The paper includes a detailed description of the method, including the fine-tuning process, view-conditioned diffusion, and 3D reconstruction techniques. It also presents extensive qualitative and quantitative evaluations on various datasets, demonstrating the effectiveness of the proposed approach in generating high-fidelity novel views and reconstructing 3D objects with high accuracy.Zero-1-to-3 is a novel framework for generating images from a specified camera viewpoint using a single RGB image of an object. The approach leverages geometric priors learned by large-scale diffusion models to synthesize views with rich details consistent with the input view, even for large relative transformations. The method achieves strong zero-shot performance on objects with complex geometry and artistic styles, including out-of-distribution datasets and in-the-wild images, such as impressionist paintings.

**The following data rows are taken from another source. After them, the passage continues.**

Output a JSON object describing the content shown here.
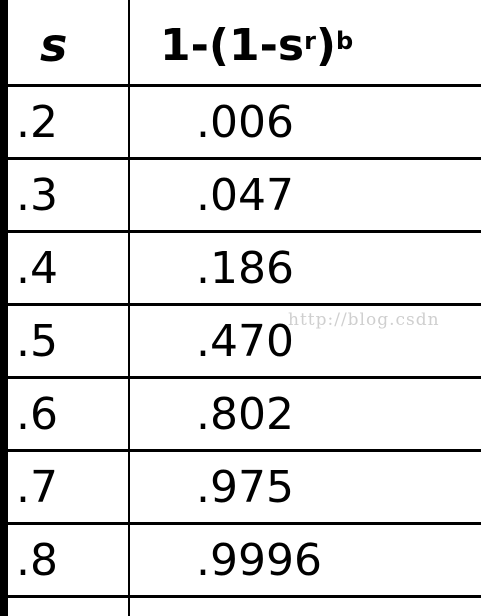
{
  "table": {
    "header_s": "s",
    "header_formula_prefix": "1-(1-s",
    "header_formula_sup_r": "r",
    "header_formula_close": ")",
    "header_formula_sup_b": "b",
    "rows": [
      {
        "s": ".2",
        "p": ".006"
      },
      {
        "s": ".3",
        "p": ".047"
      },
      {
        "s": ".4",
        "p": ".186"
      },
      {
        "s": ".5",
        "p": ".470"
      },
      {
        "s": ".6",
        "p": ".802"
      },
      {
        "s": ".7",
        "p": ".975"
      },
      {
        "s": ".8",
        "p": ".9996"
      }
    ]
  },
  "watermark": "http://blog.csdn"
}
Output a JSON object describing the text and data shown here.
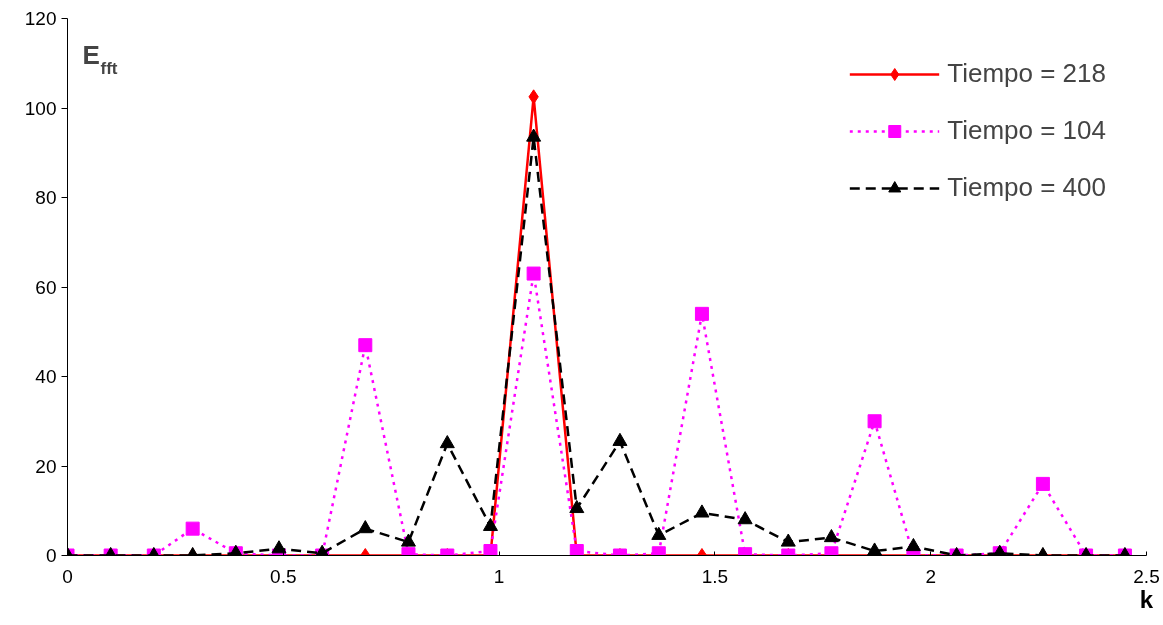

The core contribution of Zero-1-to-3 is the ability to fine-tune pre-trained diffusion models to learn controls over camera extrinsics, enabling the generation of new views without explicit correspondences. This is achieved by fine-tuning a latent diffusion architecture using a synthetic dataset of paired images and their relative camera transformations. The fine-tuned model can then generate images under specified camera transformations, demonstrating zero-shot generalization.

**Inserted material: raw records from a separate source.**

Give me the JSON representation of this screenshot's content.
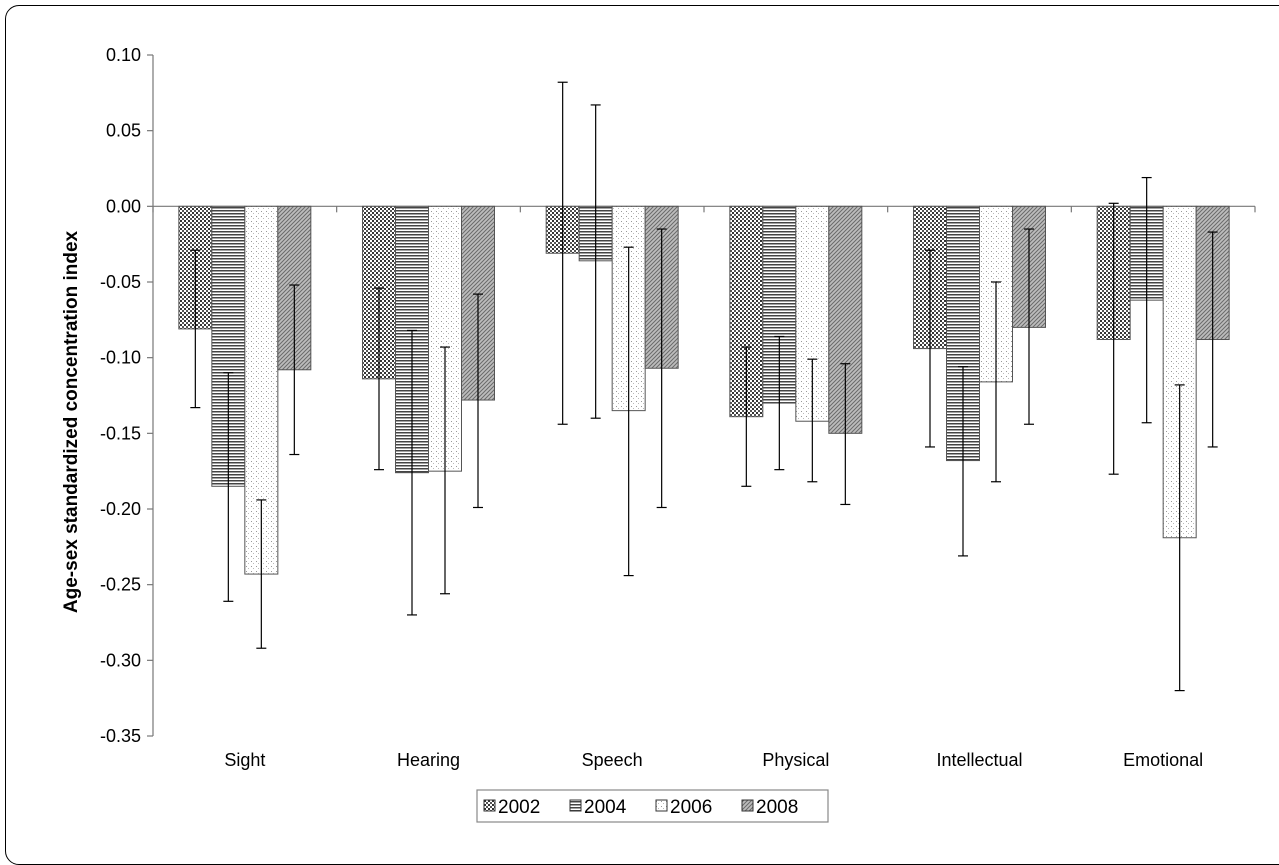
{
  "chart_data": {
    "type": "bar",
    "title": "",
    "xlabel": "",
    "ylabel": "Age-sex standardized concentration index",
    "ylim": [
      -0.35,
      0.1
    ],
    "yticks": [
      "0.10",
      "0.05",
      "0.00",
      "-0.05",
      "-0.10",
      "-0.15",
      "-0.20",
      "-0.25",
      "-0.30",
      "-0.35"
    ],
    "ytick_values": [
      0.1,
      0.05,
      0.0,
      -0.05,
      -0.1,
      -0.15,
      -0.2,
      -0.25,
      -0.3,
      -0.35
    ],
    "categories": [
      "Sight",
      "Hearing",
      "Speech",
      "Physical",
      "Intellectual",
      "Emotional"
    ],
    "legend_position": "bottom",
    "grid": false,
    "series": [
      {
        "name": "2002",
        "pattern": "dots",
        "values": [
          -0.081,
          -0.114,
          -0.031,
          -0.139,
          -0.094,
          -0.088
        ],
        "err_low": [
          -0.133,
          -0.174,
          -0.144,
          -0.185,
          -0.159,
          -0.177
        ],
        "err_high": [
          -0.029,
          -0.054,
          0.082,
          -0.093,
          -0.029,
          0.002
        ]
      },
      {
        "name": "2004",
        "pattern": "hlines",
        "values": [
          -0.185,
          -0.176,
          -0.036,
          -0.13,
          -0.168,
          -0.062
        ],
        "err_low": [
          -0.261,
          -0.27,
          -0.14,
          -0.174,
          -0.231,
          -0.143
        ],
        "err_high": [
          -0.11,
          -0.082,
          0.067,
          -0.086,
          -0.106,
          0.019
        ]
      },
      {
        "name": "2006",
        "pattern": "sparse",
        "values": [
          -0.243,
          -0.175,
          -0.135,
          -0.142,
          -0.116,
          -0.219
        ],
        "err_low": [
          -0.292,
          -0.256,
          -0.244,
          -0.182,
          -0.182,
          -0.32
        ],
        "err_high": [
          -0.194,
          -0.093,
          -0.027,
          -0.101,
          -0.05,
          -0.118
        ]
      },
      {
        "name": "2008",
        "pattern": "diag",
        "values": [
          -0.108,
          -0.128,
          -0.107,
          -0.15,
          -0.08,
          -0.088
        ],
        "err_low": [
          -0.164,
          -0.199,
          -0.199,
          -0.197,
          -0.144,
          -0.159
        ],
        "err_high": [
          -0.052,
          -0.058,
          -0.015,
          -0.104,
          -0.015,
          -0.017
        ]
      }
    ]
  }
}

Zero-1-to-3 can also be used for 3D reconstruction from a single image. By combining the learned viewpoint controls with a hybrid conditioning mechanism, the model can optimize a neural field to reconstruct 3D shapes and appearances. Experiments show that Zero-1-to-3 outperforms state-of-the-art methods in novel view synthesis and 3D reconstruction tasks, leveraging Internet-scale pre-training to capture rich semantic and geometric priors.
The paper includes a detailed description of the method, including the fine-tuning process, view-conditioned diffusion, and 3D reconstruction techniques. It also presents extensive qualitative and quantitative evaluations on various datasets, demonstrating the effectiveness of the proposed approach in generating high-fidelity novel views and reconstructing 3D objects with high accuracy.